Crack überholt Heroin: Großstädte fordern radikale Drogenpolitik-Reform
Eggert StriebitzCrack überholt Heroin: Großstädte fordern radikale Drogenpolitik-Reform
Crack ist zur am weitesten verbreiteten illegalen Droge in deutschen Großstädten geworden – etwa in Hamburg, Berlin, Frankfurt, Köln und Dortmund. Der Konsum hat Heroin überholt, was lokale Politiker dazu veranlasst, nach neuen Lösungen für das wachsende Problem zu suchen.

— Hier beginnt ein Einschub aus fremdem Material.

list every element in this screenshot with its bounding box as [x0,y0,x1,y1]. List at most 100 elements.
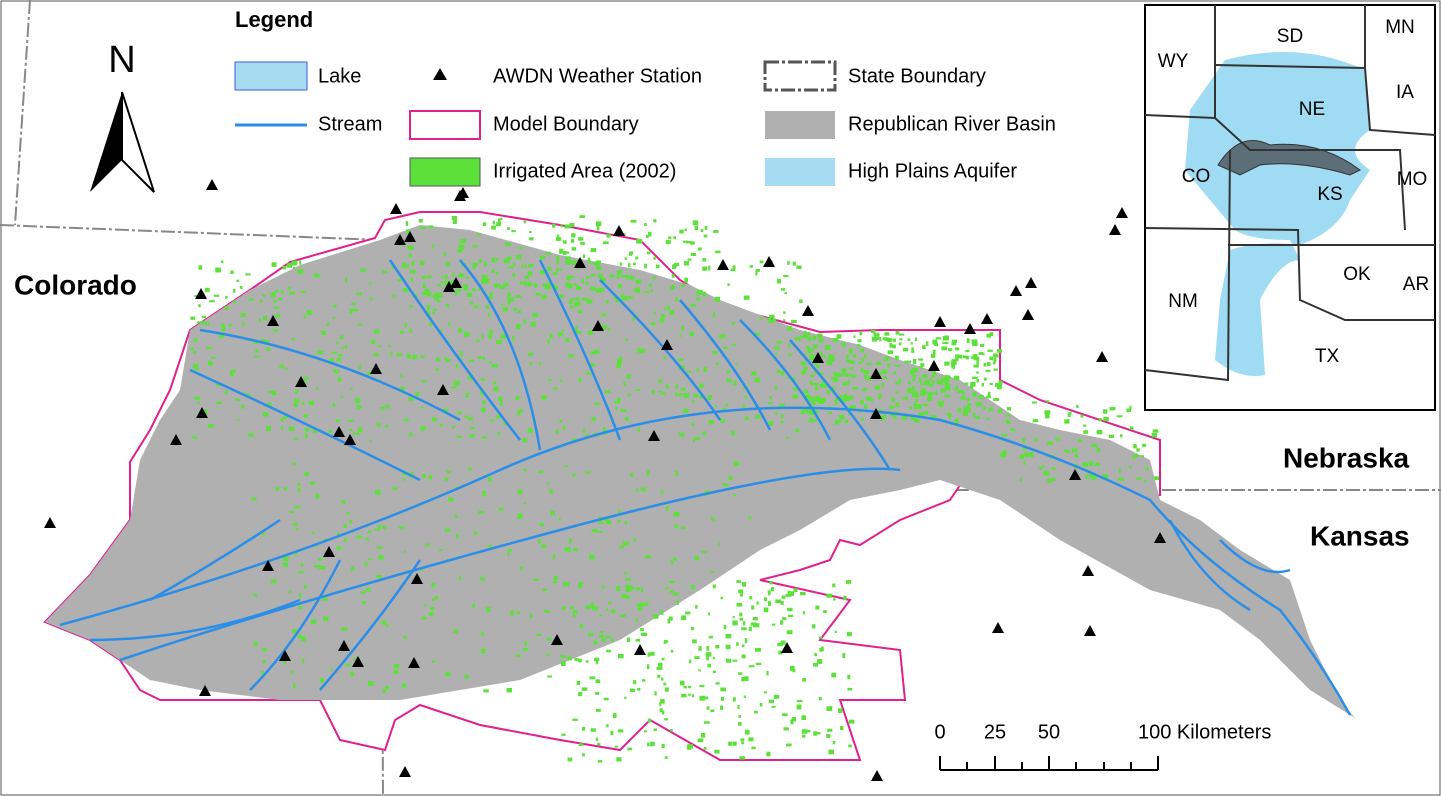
irrigated-patch [783,274,789,278]
weather-station [323,546,335,557]
irrigated-patch [719,334,723,339]
weather-station [411,573,423,584]
irrigated-patch [866,362,872,366]
legend-label: Republican River Basin [848,113,1056,135]
irrigated-patch [482,400,486,405]
irrigated-patch [635,388,640,392]
irrigated-patch [1034,436,1038,442]
irrigated-patch [696,297,701,301]
irrigated-patch [596,264,600,270]
irrigated-patch [832,740,836,745]
irrigated-patch [431,583,436,588]
irrigated-patch [443,408,449,413]
irrigated-patch [336,545,342,550]
irrigated-patch [629,275,635,280]
weather-station [661,339,673,350]
irrigated-patch [515,396,520,400]
inset-label: MN [1385,17,1415,38]
irrigated-patch [481,407,486,413]
irrigated-patch [350,671,355,676]
irrigated-patch [539,255,545,260]
irrigated-patch [340,335,344,340]
irrigated-patch [1077,439,1083,442]
irrigated-patch [690,626,695,631]
irrigated-patch [964,382,969,385]
irrigated-patch [866,375,872,381]
irrigated-patch [936,379,943,385]
irrigated-patch [787,326,793,331]
irrigated-patch [587,298,591,302]
irrigated-patch [710,517,715,521]
irrigated-patch [596,659,599,665]
weather-station [981,313,993,324]
irrigated-patch [595,289,602,293]
irrigated-patch [461,238,467,243]
irrigated-patch [736,602,743,607]
irrigated-patch [971,339,978,344]
irrigated-patch [626,637,631,643]
irrigated-patch [707,663,712,668]
irrigated-patch [315,493,320,499]
irrigated-patch [673,592,679,596]
irrigated-patch [555,237,562,241]
irrigated-patch [358,427,363,433]
irrigated-patch [297,571,304,574]
irrigated-patch [482,222,487,227]
irrigated-patch [945,387,951,391]
irrigated-patch [887,363,890,368]
irrigated-patch [616,397,621,402]
irrigated-patch [800,335,805,339]
irrigated-patch [749,265,753,268]
irrigated-patch [527,271,533,276]
irrigated-patch [803,330,807,335]
irrigated-patch [668,236,672,240]
irrigated-patch [847,380,850,384]
irrigated-patch [907,338,911,341]
irrigated-patch [680,387,686,391]
irrigated-patch [278,297,283,301]
irrigated-patch [948,414,952,419]
irrigated-patch [432,311,435,315]
irrigated-patch [341,627,348,631]
irrigated-patch [666,505,669,511]
irrigated-patch [425,543,430,547]
irrigated-patch [733,494,736,497]
irrigated-patch [590,602,594,608]
irrigated-patch [476,339,480,342]
irrigated-patch [381,620,387,625]
irrigated-patch [493,386,499,392]
irrigated-patch [792,668,796,673]
irrigated-patch [818,697,822,701]
irrigated-patch [233,289,236,293]
irrigated-patch [547,378,552,382]
irrigated-patch [669,590,673,593]
irrigated-patch [253,641,258,646]
irrigated-patch [444,274,448,280]
irrigated-patch [616,363,621,369]
irrigated-patch [813,361,817,366]
irrigated-patch [576,331,582,334]
irrigated-patch [664,687,669,692]
irrigated-patch [864,354,867,359]
irrigated-patch [319,678,324,683]
irrigated-patch [670,728,673,732]
irrigated-patch [1019,478,1023,482]
irrigated-patch [519,566,523,571]
irrigated-patch [575,297,580,301]
irrigated-patch [553,576,558,581]
irrigated-patch [565,464,568,468]
irrigated-patch [368,282,372,285]
irrigated-patch [826,734,831,738]
irrigated-patch [826,359,832,364]
scale-bar [939,756,1159,771]
irrigated-patch [472,604,476,609]
irrigated-patch [676,599,679,605]
irrigated-patch [610,609,616,614]
irrigated-patch [640,487,646,491]
irrigated-patch [661,677,664,681]
irrigated-patch [601,638,606,642]
irrigated-patch [644,263,647,269]
irrigated-patch [652,614,659,619]
irrigated-patch [987,362,991,367]
irrigated-patch [677,358,684,361]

In Köln bezeichnete Torsten Burmester (SPD) den Neumarkt als Haupttreffpunkt für Drogenabhängige. Die Situation belastet Anwohner und Geschäftsinhaber in dem Viertel stark. Stephan Keller (CDU) wies darauf hin, dass Crack-Konsumenten häufig öffentliche Räume wie Hauseingänge oder Ladentüren für den Drogenkonsum nutzen.
Sowohl Keller als auch Burmester setzen sich für eine Legalisierung des Handels mit harten Drogen in ihren Städten ein. Sie haben beim Justizminister von Nordrhein-Westfalen, Benjamin Limbach, eine rechtliche Prüfung beantragt, um die Machbarkeit von kontrolliertem Mikrohandel in Drogenkonsumräumen zu klären. Keller ist überzeugt, dass eine Regulierung des Handels begleitende Kriminalität wie aggressives Betteln, Diebstahl und Prostitution verringern könnte.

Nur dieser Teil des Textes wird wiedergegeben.